Lors de son procès à Amiens, Nicolas Deprez, accusé d'avoir tué sa femme Fatiha Mahdi le 3 mars 2023, a été confronté à une vidéo troublante qui a marqué un tournant décisif. Pour la première fois depuis le début des débats, il a laissé transparaître des émotions et a reconnu la préméditation de son acte. Cette vidéo, d'une durée de 25 minutes, a été enregistrée juste avant le meurtre et y montre Deprez parlant de son épouse dans des termes troublants, alimentant ainsi les suspicions sur un adultère.
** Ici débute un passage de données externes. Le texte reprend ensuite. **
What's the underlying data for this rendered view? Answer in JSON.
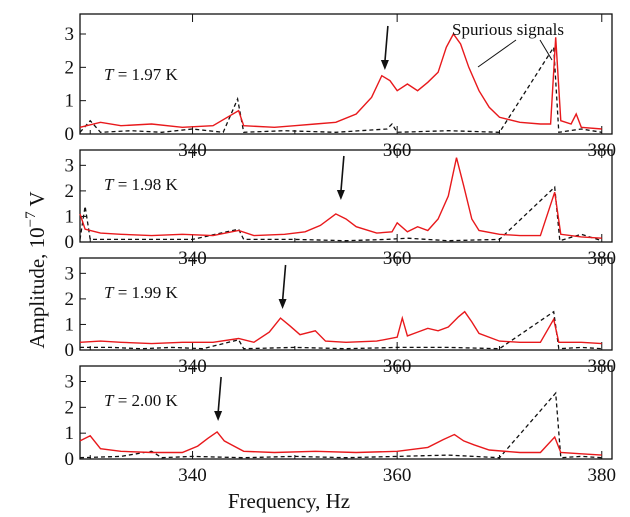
{
  "chart_data": {
    "type": "line",
    "xlabel": "Frequency, Hz",
    "ylabel_main": "Amplitude, 10",
    "ylabel_exp": "−7",
    "ylabel_unit": " V",
    "annotation": "Spurious signals",
    "xlim": [
      329,
      381
    ],
    "ylim": [
      0,
      3.6
    ],
    "xticks": [
      340,
      360,
      380
    ],
    "yticks": [
      0,
      1,
      2,
      3
    ],
    "colors": {
      "red": "#e8191c",
      "black": "#111111"
    },
    "panels": [
      {
        "label_prefix": "T",
        "label_rest": " = 1.97 K",
        "arrow_x": 358.8,
        "red": [
          [
            329,
            0.2
          ],
          [
            331,
            0.35
          ],
          [
            333,
            0.25
          ],
          [
            336,
            0.3
          ],
          [
            339,
            0.2
          ],
          [
            342,
            0.25
          ],
          [
            344.5,
            0.7
          ],
          [
            345,
            0.25
          ],
          [
            348,
            0.2
          ],
          [
            350,
            0.25
          ],
          [
            352,
            0.3
          ],
          [
            354,
            0.35
          ],
          [
            356,
            0.6
          ],
          [
            357.5,
            1.1
          ],
          [
            358.5,
            1.75
          ],
          [
            359.3,
            1.6
          ],
          [
            360,
            1.3
          ],
          [
            361,
            1.5
          ],
          [
            362,
            1.3
          ],
          [
            363,
            1.55
          ],
          [
            364,
            1.85
          ],
          [
            364.8,
            2.6
          ],
          [
            365.5,
            3.0
          ],
          [
            366.2,
            2.7
          ],
          [
            367,
            2.0
          ],
          [
            368,
            1.3
          ],
          [
            369,
            0.8
          ],
          [
            370,
            0.5
          ],
          [
            372,
            0.35
          ],
          [
            374,
            0.3
          ],
          [
            375,
            0.3
          ],
          [
            375.5,
            2.9
          ],
          [
            376,
            0.4
          ],
          [
            377,
            0.3
          ],
          [
            377.5,
            0.6
          ],
          [
            378,
            0.2
          ],
          [
            380,
            0.15
          ]
        ],
        "black": [
          [
            329,
            0.05
          ],
          [
            330,
            0.4
          ],
          [
            331,
            0.05
          ],
          [
            334,
            0.1
          ],
          [
            337,
            0.05
          ],
          [
            340,
            0.15
          ],
          [
            343,
            0.05
          ],
          [
            344.4,
            1.05
          ],
          [
            345,
            0.05
          ],
          [
            349,
            0.1
          ],
          [
            354,
            0.05
          ],
          [
            359,
            0.15
          ],
          [
            359.5,
            0.3
          ],
          [
            360,
            0.05
          ],
          [
            365,
            0.1
          ],
          [
            370,
            0.05
          ],
          [
            375.3,
            2.6
          ],
          [
            375.8,
            0.05
          ],
          [
            378,
            0.15
          ],
          [
            380,
            0.05
          ]
        ]
      },
      {
        "label_prefix": "T",
        "label_rest": " = 1.98 K",
        "arrow_x": 354.5,
        "red": [
          [
            329,
            1.1
          ],
          [
            329.5,
            0.5
          ],
          [
            331,
            0.35
          ],
          [
            333,
            0.3
          ],
          [
            336,
            0.25
          ],
          [
            339,
            0.3
          ],
          [
            342,
            0.25
          ],
          [
            344.5,
            0.45
          ],
          [
            346,
            0.25
          ],
          [
            349,
            0.3
          ],
          [
            351,
            0.4
          ],
          [
            352.5,
            0.65
          ],
          [
            354,
            1.1
          ],
          [
            355,
            0.9
          ],
          [
            356,
            0.6
          ],
          [
            358,
            0.35
          ],
          [
            359.5,
            0.4
          ],
          [
            360,
            0.75
          ],
          [
            361,
            0.4
          ],
          [
            362,
            0.6
          ],
          [
            363,
            0.45
          ],
          [
            364,
            0.9
          ],
          [
            365,
            1.8
          ],
          [
            365.8,
            3.3
          ],
          [
            366.5,
            2.2
          ],
          [
            367.3,
            0.9
          ],
          [
            368,
            0.45
          ],
          [
            370,
            0.3
          ],
          [
            372,
            0.25
          ],
          [
            374,
            0.25
          ],
          [
            375.4,
            1.95
          ],
          [
            376,
            0.3
          ],
          [
            378,
            0.2
          ],
          [
            380,
            0.15
          ]
        ],
        "black": [
          [
            329,
            0.1
          ],
          [
            329.5,
            1.4
          ],
          [
            330,
            0.1
          ],
          [
            333,
            0.1
          ],
          [
            336,
            0.1
          ],
          [
            340,
            0.1
          ],
          [
            344.5,
            0.5
          ],
          [
            345,
            0.1
          ],
          [
            350,
            0.1
          ],
          [
            355,
            0.05
          ],
          [
            359,
            0.1
          ],
          [
            361,
            0.15
          ],
          [
            365,
            0.05
          ],
          [
            370,
            0.1
          ],
          [
            375.4,
            2.15
          ],
          [
            375.9,
            0.05
          ],
          [
            378,
            0.3
          ],
          [
            380,
            0.05
          ]
        ]
      },
      {
        "label_prefix": "T",
        "label_rest": " = 1.99 K",
        "arrow_x": 348.8,
        "red": [
          [
            329,
            0.3
          ],
          [
            331,
            0.35
          ],
          [
            333,
            0.3
          ],
          [
            336,
            0.25
          ],
          [
            339,
            0.3
          ],
          [
            342,
            0.3
          ],
          [
            344.5,
            0.45
          ],
          [
            346,
            0.3
          ],
          [
            347.5,
            0.7
          ],
          [
            348.6,
            1.25
          ],
          [
            349.5,
            0.95
          ],
          [
            350.5,
            0.6
          ],
          [
            352,
            0.75
          ],
          [
            353,
            0.35
          ],
          [
            355,
            0.3
          ],
          [
            358,
            0.35
          ],
          [
            360,
            0.5
          ],
          [
            360.5,
            1.25
          ],
          [
            361,
            0.55
          ],
          [
            362,
            0.7
          ],
          [
            363,
            0.85
          ],
          [
            364,
            0.75
          ],
          [
            365,
            0.9
          ],
          [
            366,
            1.3
          ],
          [
            366.6,
            1.5
          ],
          [
            367.3,
            1.1
          ],
          [
            368,
            0.65
          ],
          [
            370,
            0.35
          ],
          [
            372,
            0.3
          ],
          [
            374,
            0.3
          ],
          [
            375.3,
            1.2
          ],
          [
            375.8,
            0.3
          ],
          [
            378,
            0.3
          ],
          [
            380,
            0.25
          ]
        ],
        "black": [
          [
            329,
            0.1
          ],
          [
            332,
            0.1
          ],
          [
            335,
            0.05
          ],
          [
            338,
            0.1
          ],
          [
            341,
            0.05
          ],
          [
            344.5,
            0.4
          ],
          [
            345,
            0.05
          ],
          [
            350,
            0.1
          ],
          [
            355,
            0.05
          ],
          [
            360,
            0.1
          ],
          [
            365,
            0.1
          ],
          [
            370,
            0.05
          ],
          [
            375.3,
            1.5
          ],
          [
            375.8,
            0.05
          ],
          [
            378,
            0.1
          ],
          [
            380,
            0.05
          ]
        ]
      },
      {
        "label_prefix": "T",
        "label_rest": " = 2.00 K",
        "arrow_x": 342.5,
        "red": [
          [
            329,
            0.7
          ],
          [
            330,
            0.9
          ],
          [
            331,
            0.4
          ],
          [
            333,
            0.3
          ],
          [
            336,
            0.25
          ],
          [
            339,
            0.25
          ],
          [
            340.5,
            0.5
          ],
          [
            341.5,
            0.8
          ],
          [
            342.4,
            1.05
          ],
          [
            343.1,
            0.7
          ],
          [
            343.8,
            0.55
          ],
          [
            345,
            0.3
          ],
          [
            348,
            0.25
          ],
          [
            352,
            0.3
          ],
          [
            356,
            0.25
          ],
          [
            360,
            0.3
          ],
          [
            363,
            0.45
          ],
          [
            364.5,
            0.75
          ],
          [
            365.6,
            0.95
          ],
          [
            366.5,
            0.7
          ],
          [
            367.5,
            0.55
          ],
          [
            369,
            0.35
          ],
          [
            372,
            0.25
          ],
          [
            374,
            0.25
          ],
          [
            375.4,
            0.85
          ],
          [
            376,
            0.25
          ],
          [
            378,
            0.2
          ],
          [
            380,
            0.15
          ]
        ],
        "black": [
          [
            329,
            0.05
          ],
          [
            333,
            0.1
          ],
          [
            336,
            0.3
          ],
          [
            337,
            0.05
          ],
          [
            340,
            0.1
          ],
          [
            345,
            0.05
          ],
          [
            350,
            0.1
          ],
          [
            355,
            0.05
          ],
          [
            360,
            0.1
          ],
          [
            365,
            0.15
          ],
          [
            370,
            0.05
          ],
          [
            375.5,
            2.55
          ],
          [
            376,
            0.05
          ],
          [
            378,
            0.1
          ],
          [
            380,
            0.05
          ]
        ]
      }
    ]
  }
}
Dans cette vidéo, l'accusé se filme et explique : "Je fais cette vidéo pour expliquer mon geste, en aucun cas pour l’excuser." Confronté à ses propres mots, il exprime une profonde colère en évoquant sa perception d’une trahison, persuadé que Fatiha le trompait. "Un triangle amoureux chez les musulmans... ça ne peut que mal finir", déclare-t-il, qualifiant l'infidélité de "faute grave" et reliant ses pulsions meurtrières à ce qu'il appelle une "haine qui remplace l’amour".
Tout au long de la vidéo, Deprez présente des captures d’écran de conversations échangées avec Fatiha, qui l’appelait "mon cœur" malgré leur rupture. L'enquête a révélé que Fatiha avait déjà porté plainte pour violences et harcèlement, devenant victime de son mari, qui avait reçu une interdiction de contact neuf jours avant le meurtre.
Des émotions troublantes dévoilées
Après la diffusion de la vidéo, l'accusé semble vaciller, exprimant enfin des regrets. "Je me dis : 'T'as tué ta femme...' Je suis un connard égoïste. Son père, il est vraiment affecté, ce n'est pas du cinéma," confie-t-il, tentant de se justifier. Malgré ces propos, les parties civiles et l'avocate générale Véronique Parent demeurent sceptiques, l'accusant d'incohérences, notamment sur son incapacité à divorcer malgré ses accusations de trahison.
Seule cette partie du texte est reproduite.